A simulation study of RKKY exchange mediated ultrafast all-optical switching of GdCo/[Co/Pt] heterostructures

Abstract

Helicity-independent all-optical switching (HI-AOS) of rare-earth/transition metal ferrimagnets is being intensively studied [1-6] for the last few years due to its potential applications towards faster read-write spintronic devices. The underlying magnetization dynamics has been discussed using two different approaches; i) atomistic Landau-Lifshitz-Gilbert model [3-4] and ii) microscopic three temperature model (M3TM) [5]. Recently, the ultrafast switching (< 10 ps) of ferromagnetic Co/Pt stack (exchange coupled with GdFeCo ferrimagnet) has been demonstrated showing a greater potential for technological applications [6]. We have extended the M3TM approach, to investigate similar systems by including a RKKY exchange (JRKKY) coupled ferromagnetic (Co/Pt) layer along with a ferrimagnet (GdCo) alloy.

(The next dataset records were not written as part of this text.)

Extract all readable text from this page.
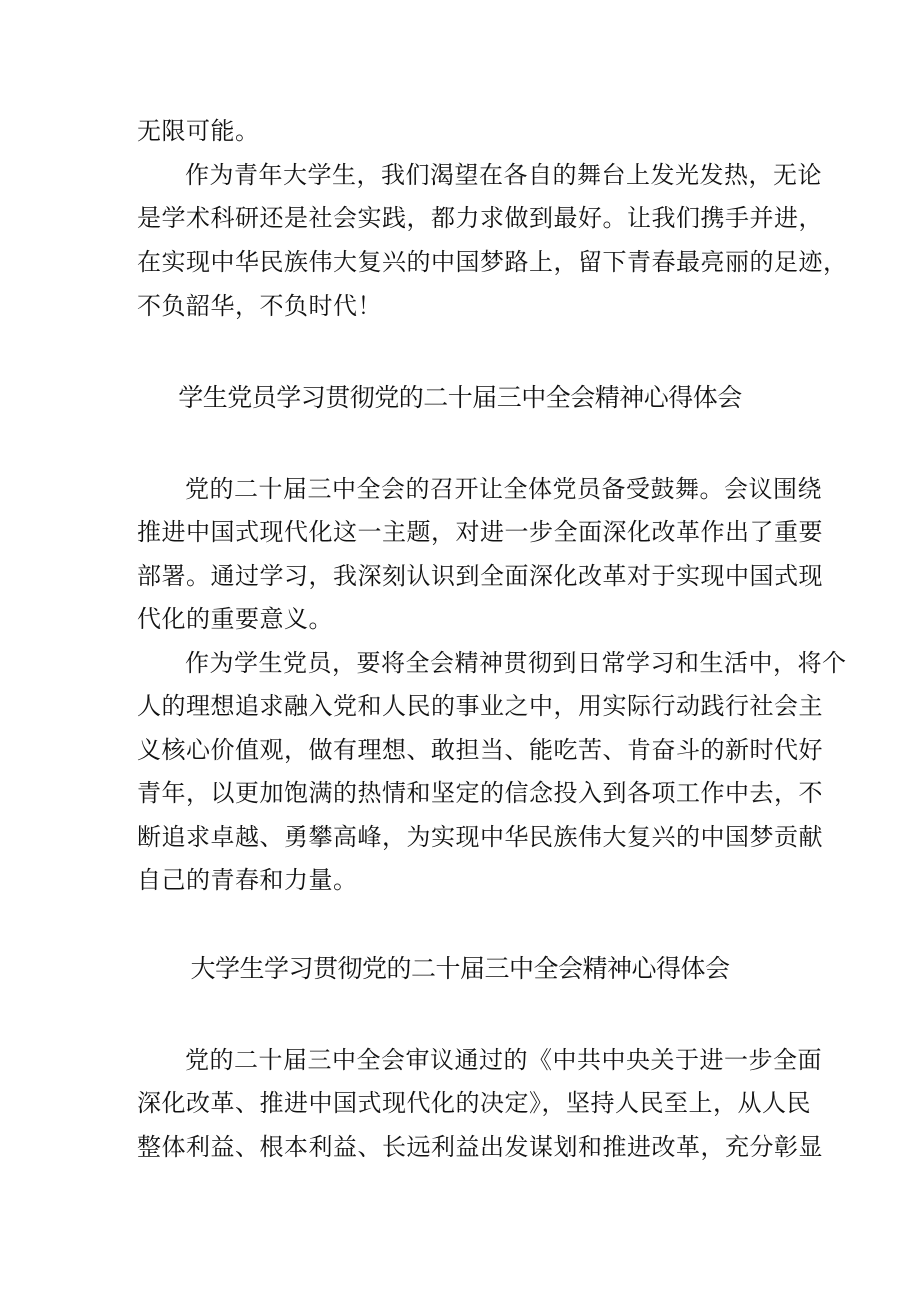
无限可能。
作为青年大学生，我们渴望在各自的舞台上发光发热，无论
是学术科研还是社会实践，都力求做到最好。让我们携手并进，
在实现中华民族伟大复兴的中国梦路上，留下青春最亮丽的足迹，
不负韶华，不负时代！
学生党员学习贯彻党的二十届三中全会精神心得体会
党的二十届三中全会的召开让全体党员备受鼓舞。会议围绕
推进中国式现代化这一主题，对进一步全面深化改革作出了重要
部署。通过学习，我深刻认识到全面深化改革对于实现中国式现
代化的重要意义。
作为学生党员，要将全会精神贯彻到日常学习和生活中，将个
人的理想追求融入党和人民的事业之中，用实际行动践行社会主
义核心价值观，做有理想、敢担当、能吃苦、肯奋斗的新时代好
青年，以更加饱满的热情和坚定的信念投入到各项工作中去，不
断追求卓越、勇攀高峰，为实现中华民族伟大复兴的中国梦贡献
自己的青春和力量。
大学生学习贯彻党的二十届三中全会精神心得体会
党的二十届三中全会审议通过的《中共中央关于进一步全面
深化改革、推进中国式现代化的决定》，坚持人民至上，从人民
整体利益、根本利益、长远利益出发谋划和推进改革，充分彰显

JRKKY, estimated as a fraction of CoPt exchange (JCoPt = 1.26X10-21 J), depends on the thickness of the Pt spacer layer separating Co/Pt from GdCo. Positive and negative sign of JRKKY means ferromagnetic and anti-ferromagnetic type coupling respectively. The dynamics for each of the magnetic sub-lattices have been plotted in Fig. 1. MCo crosses zero in < 1 ps while MGd is still in its demagnetized state and thereby forming a transient ferromagnetic state which is a necessary condition for HI-AOS [4-5]. Co/Pt remains demagnetized and its switching depends on the strength and sign of JRKKY. The white and dark region in Fig. 2 depicts relaxed and randomly demagnetized state of the material. The light green denotes switching of both the Co/Pt and Gd23Co77, while the dark green region denotes switching of only Gd23Co77. We found that the switching time of Co/Pt significantly depends on the composition of the GdCo alloy, absorbed power and the strength of JRKKY. Our simulation qualitatively explains the switching of Co/Pt in < 10 ps as experimentally observed by Gorchon et al. [6] and establishes the role of indirect exchange coupling in such switching.